If you like cheesecake or brownies then you've got to try this recipe. A slab of velvety, rich cheesecake, with just a touch of cinnamon, is sandwiched between two, fudgy layers of brownie and then topped with a luxurious chocolate buttercream frosting before being finished with a drizzle of homemade chocolate sauce.

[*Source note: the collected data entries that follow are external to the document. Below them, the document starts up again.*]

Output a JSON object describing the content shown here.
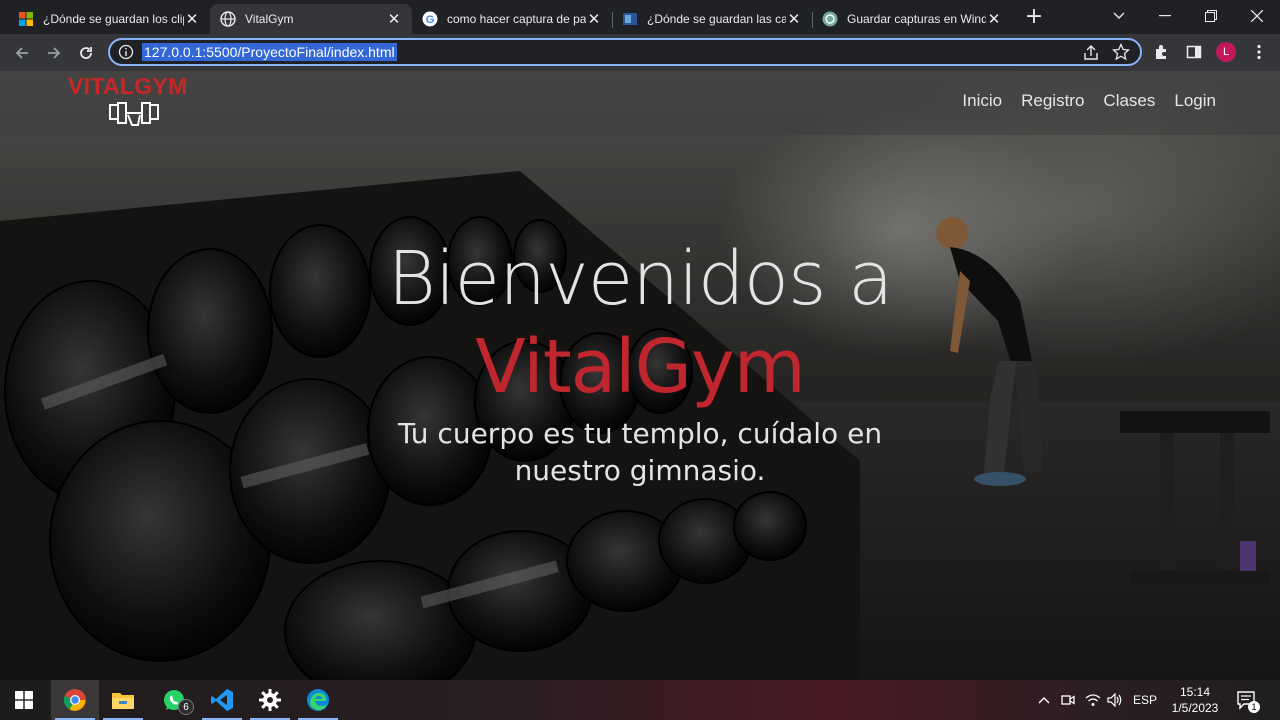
{
  "browser": {
    "tabs": [
      {
        "title": "¿Dónde se guardan los clips",
        "favicon": "windows-logo-icon",
        "active": false
      },
      {
        "title": "VitalGym",
        "favicon": "globe-icon",
        "active": true
      },
      {
        "title": "como hacer captura de pantalla",
        "favicon": "google-icon",
        "active": false
      },
      {
        "title": "¿Dónde se guardan las capturas",
        "favicon": "blue-square-icon",
        "active": false
      },
      {
        "title": "Guardar capturas en Windows",
        "favicon": "openai-icon",
        "active": false
      }
    ],
    "new_tab_label": "+",
    "address": "127.0.0.1:5500/ProyectoFinal/index.html",
    "profile_initial": "L"
  },
  "site": {
    "brand": "VITALGYM",
    "nav": [
      "Inicio",
      "Registro",
      "Clases",
      "Login"
    ],
    "hero": {
      "line1": "Bienvenidos a",
      "line2": "VitalGym",
      "subtitle": "Tu cuerpo es tu templo, cuídalo en nuestro gimnasio."
    },
    "accent_color": "#c0262d"
  },
  "taskbar": {
    "apps": [
      "windows-start-icon",
      "chrome-icon",
      "file-explorer-icon",
      "whatsapp-icon",
      "vscode-icon",
      "settings-icon",
      "edge-icon"
    ],
    "whatsapp_badge": "6",
    "language": "ESP",
    "time": "15:14",
    "date": "1/5/2023",
    "notification_count": "1"
  }
}
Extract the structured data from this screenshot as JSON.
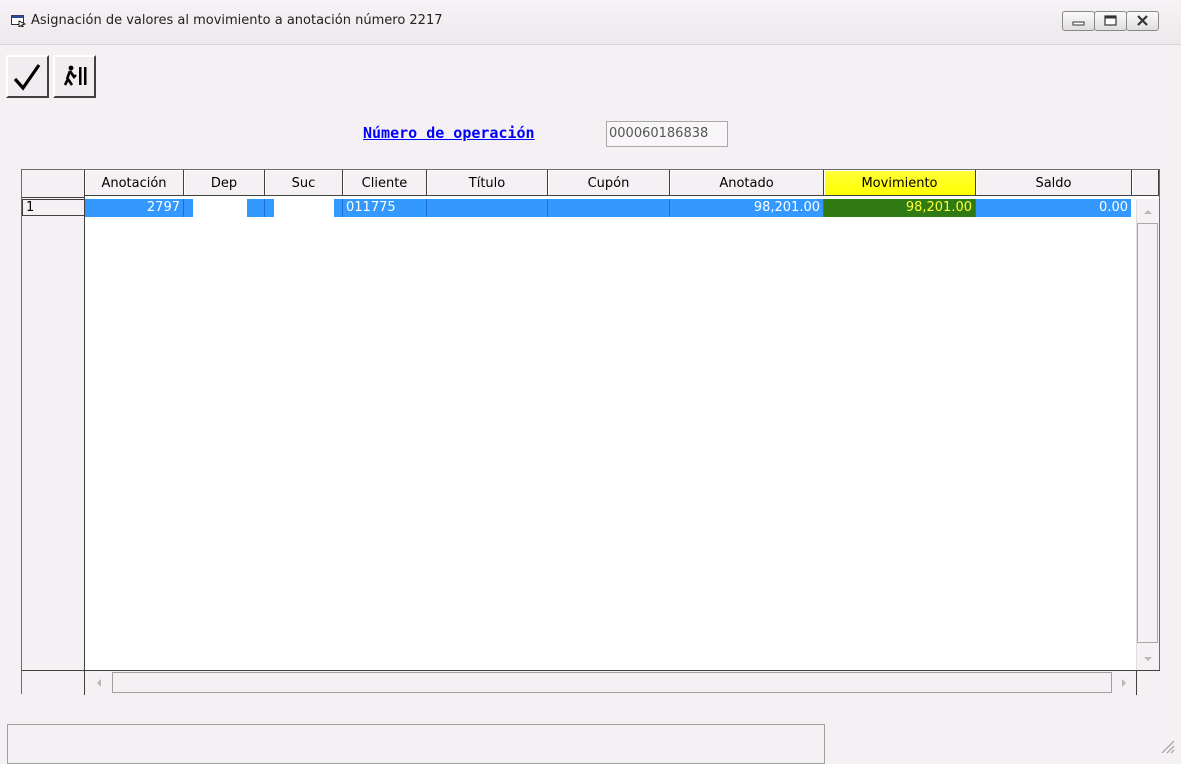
{
  "window": {
    "title": "Asignación de valores al movimiento a anotación número 2217",
    "icon": "window-app-icon",
    "controls": [
      "minimize-icon",
      "maximize-icon",
      "close-icon"
    ]
  },
  "toolbar": {
    "buttons": [
      {
        "name": "accept-button",
        "icon": "checkmark-icon"
      },
      {
        "name": "exit-button",
        "icon": "exit-person-icon"
      }
    ]
  },
  "operation": {
    "label": "Número de operación",
    "value": "000060186838"
  },
  "grid": {
    "columns": [
      "Anotación",
      "Dep",
      "Suc",
      "Cliente",
      "Título",
      "Cupón",
      "Anotado",
      "Movimiento",
      "Saldo"
    ],
    "highlighted_column": "Movimiento",
    "rows": [
      {
        "row_number": "1",
        "cells": [
          "2797",
          "",
          "",
          "011775",
          "",
          "",
          "98,201.00",
          "98,201.00",
          "0.00"
        ]
      }
    ]
  },
  "colors": {
    "selection": "#3399ff",
    "highlight_header": "#ffff00",
    "highlight_cell": "#2f7a12",
    "highlight_text": "#ffff33",
    "label_blue": "#0000ff"
  }
}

DECADENT BROWNIE CHEESECAKE [VEGAN]
INGREDIENTS
FOR THE CHEESECAKE:
- 8 ounces vegan cream cheese
- 7 ounces tofu
- 3/4 cup granulated sugar
- 1/2 teaspoon cinnamon (optional)
- 2 tablespoons cornstarch
- 2 tablespoons all-purpose flour
- 1/4 teaspoon salt
- 2 teaspoons vanilla extract
- 2 teaspoons apple cider vinegar
- 2 tablespoons vegan butter
- 1 cup non-dairy milk
FOR THE BROWNIE BATTER:
- 1 1/2 cups granulated sugar
- 8 tablespoons coconut oil
- 2/3 cup cocoa powder
- 2/3 cup hot water
- 6 tablespoons ground flax seeds
- 10 tablespoons hot water
- 2 teaspoons vanilla extract
- 1 cup plus 6 tablespoons all-purpose flour
- 1/2 teaspoon salt
- 1 teaspoon baking powder
- 1/2 cup vegan chocolate
- 1/4 cup non-dairy milk
- Vegan buttercream frosting
PREPARATION
FOR THE CHEESECAKE:
- Combine the apple cider vinegar with the milk and add the vanilla extract. Let this thicken for 5 minutes.
- Place all cheesecake ingredients into a food processor and process them until they’re smooth.
- Pour the batter into prepared pan and bake it in a water bath in an oven, preheated to 335°F, for 1 hour.
- Remove the cake from the oven and refrigerate it overnight before unmolding it.
FOR THE BROWNIE BATTER:
- Combine the ground flax and 10 tablespoons of hot water and let the mixture stand for 5 minutes to thicken.
- Combine the cocoa powder with the other measure of hot water (the 2/3 cup) and whisk the mixture smooth.
- Add the melted coconut oil.
- In a large mixing bowl combine the sugar, flax mixture, cocoa mixture, and the vanilla extract. Whisk the mixture smooth.
- Sift the flour with the salt and baking powder and add them to the chocolate mixture. Whisk the mixture smooth.
- Pour the batter into prepared cake pans and bake them in an oven, preheated to 350°F, for approximately 20 minutes or until the brownies are springy to the touch when you gently press down the centers.
- Unmold the cheesecake and sandwich it between the two layers of brownie.
- Heat the 1/2 cup of vegan chocolate with the 1/4 cup non-dairy milk and mix them until they’re smooth.
- Top your cake with the vegan buttercream frosting and then drizzle your chocolate sauce over the top.